Edited by Walter Lippmann.
After a 47-year ban, the OAS sealed an agreement by acclamation yesterday to revoke a 1962 measure suspending Cuba from that body. The resolution was taken without conditions, although it lays down a procedure to be set in motion in the (unlikely) event that Havana decides to join the group. However, there are some facts to be taken into account here.
First: The resolution is a telltale sign of the great sociopolitical changes we’ve seen in Latin America and the Caribbean in the last few years, marked by the United States’ decreasing clout in the region. The vote to render the outrageous move under Kennedy null and void, is at once highly revealing of an ongoing shift that the White House has reluctantly accepted and a step to make amends, if belatedly and partially, for an obviously immoral policy which has long brought unbearable shame upon both the OAS and those governments who have voted for –or at least not against– Imperialism’s plans. Unable to defeat the Cuban Revolution by force of arms at the Bay of Pigs, the U.S. chose to put up a ‘cordon sanitaire’ to keep the island’s liberating influence from spreading across the continent. They never succeeded, by the way.
Second: That the U.S.’s hegemony became weaker is by no means an indication that they give up on using other means to get hold of the region’s resources and wealth or control our governments. It would be an inexcusable mistake to believe that Imperialism will lay down its arms and start to get along with our countries on an equal footing just because its political (and intellectual and moral) ability as a leader has gone into decline. Quite the opposite: in similar circumstances in the past its response was to reactivate the Fourth Fleet in order to achieve by force what they used to get from submissive or abetting governments. And Obama has given us no hint that he intends to change that policy.
Third: Neither Cuba nor any other country in Our America have anything to do in the OAS. As we have oftentimes pointed out, this institution became a landmark of a special period in our continent’s evolution: that of the U.S.’s absolute supremacy. But those days are gone, and there’s no going back. As our political consciousness developed, governments that still look up to the White House have no choice but to vote against the U.S. blockade on Cuba and the 1962 suspension in San Pedro Sula. The OAS has been brought to the limelight for its long record as a docile instrument of the Empire, since it condoned invasions, the assassination of political leaders and presidents (like the murder of Orlando Letelier in Washington), coups d’état and campaigns to destabilize democratic governments. The OAS turned a blind eye –and a deaf ear– to the atrocities of U.S.-sponsored ‘state terrorism’ and criminal policies like Plan Condor. When in May 2008 the Bolivian conflict blew up, the Latin American countries took care of things right away without the OAS getting involved at all. There was no need for it, nor will there ever be.

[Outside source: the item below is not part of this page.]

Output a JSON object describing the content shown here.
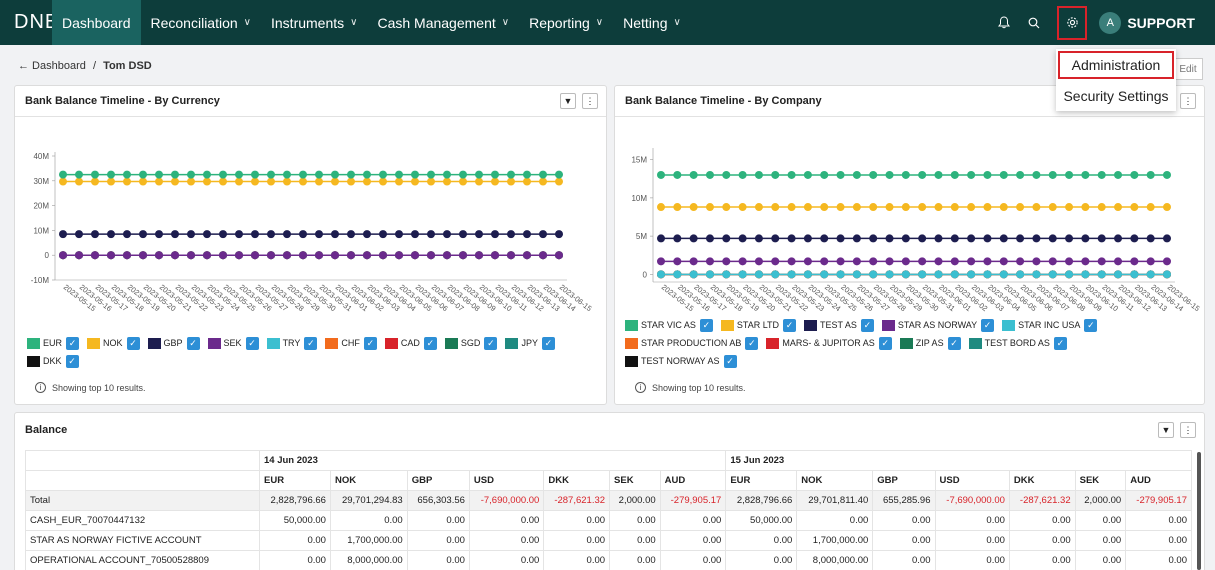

Fourth: What we do need is to make our various projects of Latin American and Caribbean integration stronger and more coherent, for instance, initiatives such as ALBA or UNASUR, basically different but based on our region’s contemporary situation. The OAS, however, is an inevitably and therefore useless, anachronistic, body in that it represents a world we only find in the delirious ravings of those who yearn for the Cold War era, and that’s why it can contribute nothing to deal with our current challenges. Now that the 1962 resolution has been done away with, the OAS should do mankind a very great service by dissolving.